Checking Up on Dr. Fattahi

When you enter the waiting room of Dr. Tirdad Fattahi on MacArthur Boulevard NW, you notice the multiple awards that honor this dentist. One of those awards came from his peers. Many of the others are based on the opinions of patients, who are interviewed about their experiences, Fattahi explains.

For all of his popularity, Fattahi did not have an easy journey to get to this point. He and his parents left Iran in 1979, a few months before the hostage crisis shuttered the doors of the American embassy there. Having started 10th grade in the United States not knowing English, he had to take special English classes for half of the day. It also didn’t help that his peers didn’t really accept him at the high school he attended.

“It was a bit tough at that time,” he said. The lack of friends did not stop him from making something of himself, however. “I really wanted to move forward,” he recalled.

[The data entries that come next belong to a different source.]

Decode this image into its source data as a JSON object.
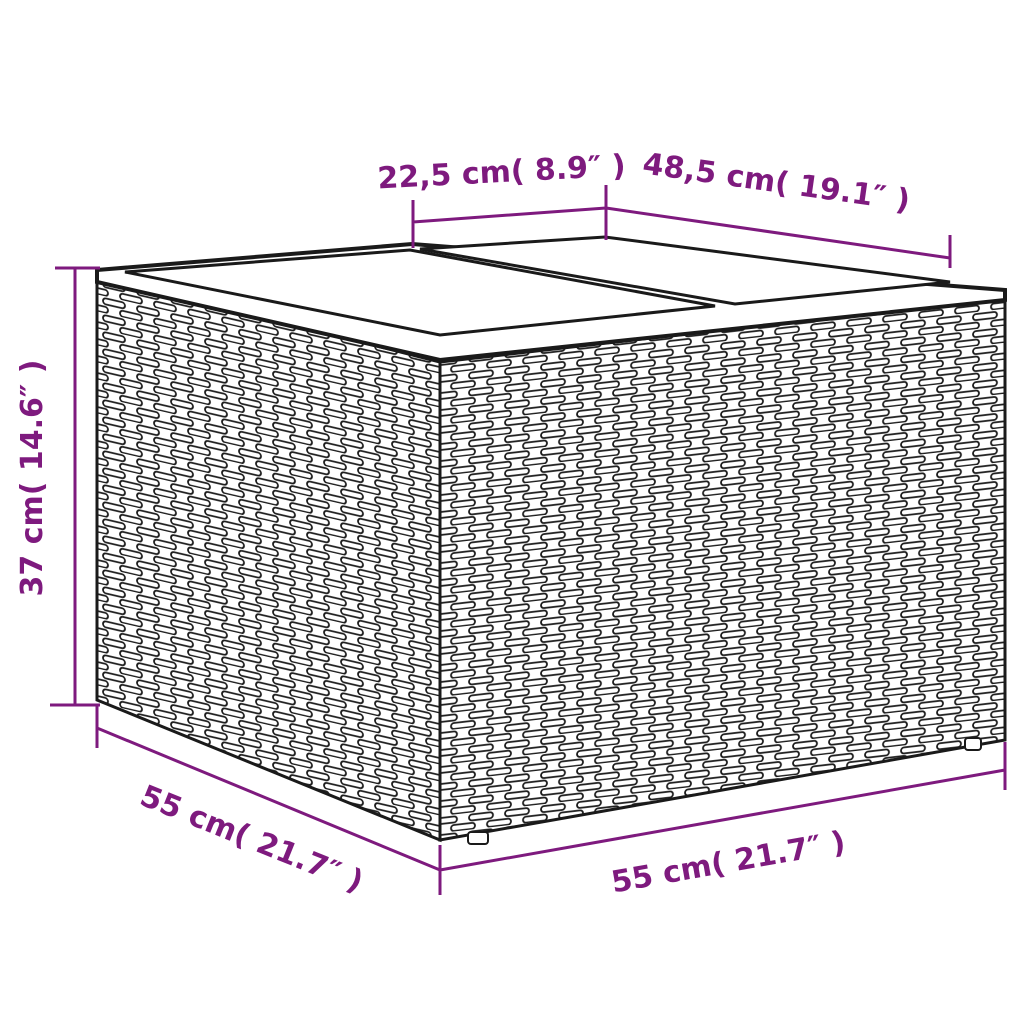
{
  "colors": {
    "dimension": "#7e1a7e",
    "outline": "#1a1a1a",
    "background": "#ffffff"
  },
  "product": "wicker-storage-table",
  "dimensions": {
    "top_panel_width": "22,5 cm( 8.9″ )",
    "top_depth": "48,5 cm( 19.1″ )",
    "height": "37 cm( 14.6″ )",
    "side_depth": "55 cm( 21.7″ )",
    "front_width": "55 cm( 21.7″ )"
  }
}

Fattahi’s parents created a supportive home for him and his younger siblings here. Before the family left Iran, his father was a retired military man and his mother a high school teacher. When they moved to the U.S., they had to take a variety of jobs that weren’t in their previous fields. His father worked in a shipping company and as a taxi cab driver; his mother worked in hair salons. Both parents taught him a set of values that stays with him today, including patience, respect, honesty and forgiveness.

Fattahi graduated from high school one year early and attended Howard University, where he received scholarships for his undergraduate studies and for dental school. Because the scholarships, especially for dental school, did not cover all his financial needs, his parents provided the rest. Fattahi completed the combined academic program in six years, then found work as an assistant to a dentist. When that dentist retired, Fattahi decided to open his own practice.

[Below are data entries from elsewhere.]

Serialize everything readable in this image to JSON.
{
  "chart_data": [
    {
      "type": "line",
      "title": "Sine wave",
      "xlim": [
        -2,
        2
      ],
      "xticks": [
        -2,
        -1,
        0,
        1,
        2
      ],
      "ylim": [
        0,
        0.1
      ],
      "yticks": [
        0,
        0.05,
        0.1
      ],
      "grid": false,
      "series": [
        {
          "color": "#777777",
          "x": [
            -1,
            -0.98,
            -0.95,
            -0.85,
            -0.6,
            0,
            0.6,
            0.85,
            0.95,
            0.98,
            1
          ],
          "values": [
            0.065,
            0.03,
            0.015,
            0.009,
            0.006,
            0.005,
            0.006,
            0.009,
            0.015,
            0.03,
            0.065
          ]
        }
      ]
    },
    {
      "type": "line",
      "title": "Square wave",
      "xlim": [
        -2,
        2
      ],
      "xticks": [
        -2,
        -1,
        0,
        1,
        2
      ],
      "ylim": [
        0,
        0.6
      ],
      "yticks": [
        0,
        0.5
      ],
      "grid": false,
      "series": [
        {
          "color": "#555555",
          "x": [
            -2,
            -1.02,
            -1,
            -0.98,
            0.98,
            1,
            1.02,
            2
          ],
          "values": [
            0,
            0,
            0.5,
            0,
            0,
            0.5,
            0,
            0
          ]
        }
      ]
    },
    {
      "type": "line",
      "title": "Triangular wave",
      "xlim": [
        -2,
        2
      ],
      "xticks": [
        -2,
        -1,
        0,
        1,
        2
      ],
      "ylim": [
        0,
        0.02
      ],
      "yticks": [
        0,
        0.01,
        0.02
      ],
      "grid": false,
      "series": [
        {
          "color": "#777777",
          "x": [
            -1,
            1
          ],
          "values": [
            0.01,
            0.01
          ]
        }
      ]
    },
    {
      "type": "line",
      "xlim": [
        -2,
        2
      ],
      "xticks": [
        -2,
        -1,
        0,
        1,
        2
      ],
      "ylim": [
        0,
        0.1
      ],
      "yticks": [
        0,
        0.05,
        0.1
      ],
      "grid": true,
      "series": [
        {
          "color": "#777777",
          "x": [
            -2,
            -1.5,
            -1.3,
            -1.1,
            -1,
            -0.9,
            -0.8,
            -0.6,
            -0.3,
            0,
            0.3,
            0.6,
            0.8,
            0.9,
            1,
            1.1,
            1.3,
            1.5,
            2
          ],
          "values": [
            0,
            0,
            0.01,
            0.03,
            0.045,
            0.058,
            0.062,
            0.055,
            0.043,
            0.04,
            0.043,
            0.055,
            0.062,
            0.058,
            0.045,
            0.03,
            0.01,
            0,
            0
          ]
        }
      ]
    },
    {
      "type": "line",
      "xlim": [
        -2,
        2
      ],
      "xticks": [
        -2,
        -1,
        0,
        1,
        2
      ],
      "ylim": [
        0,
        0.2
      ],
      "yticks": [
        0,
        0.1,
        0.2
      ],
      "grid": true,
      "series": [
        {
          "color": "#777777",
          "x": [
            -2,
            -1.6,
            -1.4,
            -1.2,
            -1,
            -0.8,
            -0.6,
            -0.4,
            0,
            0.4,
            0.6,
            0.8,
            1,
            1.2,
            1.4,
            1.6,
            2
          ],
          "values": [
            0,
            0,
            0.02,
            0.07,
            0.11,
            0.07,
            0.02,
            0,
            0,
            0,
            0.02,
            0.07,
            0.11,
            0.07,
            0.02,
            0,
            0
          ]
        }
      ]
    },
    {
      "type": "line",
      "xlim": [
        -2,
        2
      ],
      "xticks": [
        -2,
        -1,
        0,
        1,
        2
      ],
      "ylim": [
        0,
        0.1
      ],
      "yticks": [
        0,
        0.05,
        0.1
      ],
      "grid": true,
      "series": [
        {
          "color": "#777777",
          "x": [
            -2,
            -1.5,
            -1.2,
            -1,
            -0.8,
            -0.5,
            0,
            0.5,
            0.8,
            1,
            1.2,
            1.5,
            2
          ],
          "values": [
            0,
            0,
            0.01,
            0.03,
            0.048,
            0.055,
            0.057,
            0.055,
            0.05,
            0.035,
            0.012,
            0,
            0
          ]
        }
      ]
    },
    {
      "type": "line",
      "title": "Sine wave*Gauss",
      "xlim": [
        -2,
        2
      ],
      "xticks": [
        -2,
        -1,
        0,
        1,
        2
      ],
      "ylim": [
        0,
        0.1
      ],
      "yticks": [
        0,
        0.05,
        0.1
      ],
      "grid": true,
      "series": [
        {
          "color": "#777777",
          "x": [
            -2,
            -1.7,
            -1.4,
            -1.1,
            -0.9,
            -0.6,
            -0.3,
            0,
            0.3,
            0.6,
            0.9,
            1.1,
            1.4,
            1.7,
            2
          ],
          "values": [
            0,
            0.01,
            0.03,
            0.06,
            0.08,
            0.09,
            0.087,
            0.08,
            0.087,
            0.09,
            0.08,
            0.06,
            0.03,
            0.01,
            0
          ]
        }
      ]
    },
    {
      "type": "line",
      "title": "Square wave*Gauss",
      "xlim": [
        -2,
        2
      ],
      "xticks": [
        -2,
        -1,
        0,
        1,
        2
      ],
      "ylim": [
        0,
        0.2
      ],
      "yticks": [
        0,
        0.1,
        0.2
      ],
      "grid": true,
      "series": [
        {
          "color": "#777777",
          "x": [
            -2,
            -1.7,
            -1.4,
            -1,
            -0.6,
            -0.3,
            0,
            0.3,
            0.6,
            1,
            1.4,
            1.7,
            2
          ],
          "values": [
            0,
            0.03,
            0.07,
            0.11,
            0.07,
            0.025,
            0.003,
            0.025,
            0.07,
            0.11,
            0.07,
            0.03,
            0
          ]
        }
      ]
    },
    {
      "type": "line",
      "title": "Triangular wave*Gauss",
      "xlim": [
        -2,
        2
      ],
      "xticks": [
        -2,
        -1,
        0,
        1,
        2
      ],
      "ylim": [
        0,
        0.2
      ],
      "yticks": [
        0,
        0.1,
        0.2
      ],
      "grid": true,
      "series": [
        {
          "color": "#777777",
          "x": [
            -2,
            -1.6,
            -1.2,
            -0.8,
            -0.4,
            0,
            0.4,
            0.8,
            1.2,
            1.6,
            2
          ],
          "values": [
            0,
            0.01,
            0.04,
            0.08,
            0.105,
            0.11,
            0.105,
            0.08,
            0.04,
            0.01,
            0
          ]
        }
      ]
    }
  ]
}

After taking out a start-up loan from his bank, Fattahi found that it took around two or three years before patients were coming back on a regular basis. “All of that took time,” he said.

Fattahi encourages what he calls “home care,” which means brushing and flossing one’s teeth regularly. He also says to stay away from processed foods — especially sweet ones — as much as possible, as hard as that can be to do. “We have an affinity for sugar,” he said.

Regular checkups are essential, according to Fattahi, because an unhealthy mouth can lead to all kinds of problems, including gum disease, heart problems, bacteria, cavities, autoimmune disorders, diabetes, high blood pressure and problems for the unborn fetuses of pregnant women.

One of the signs in his office space says: “Each one of us has our own smile.” And that’s just what Fattahi has been helping his patients achieve painlessly for many decades.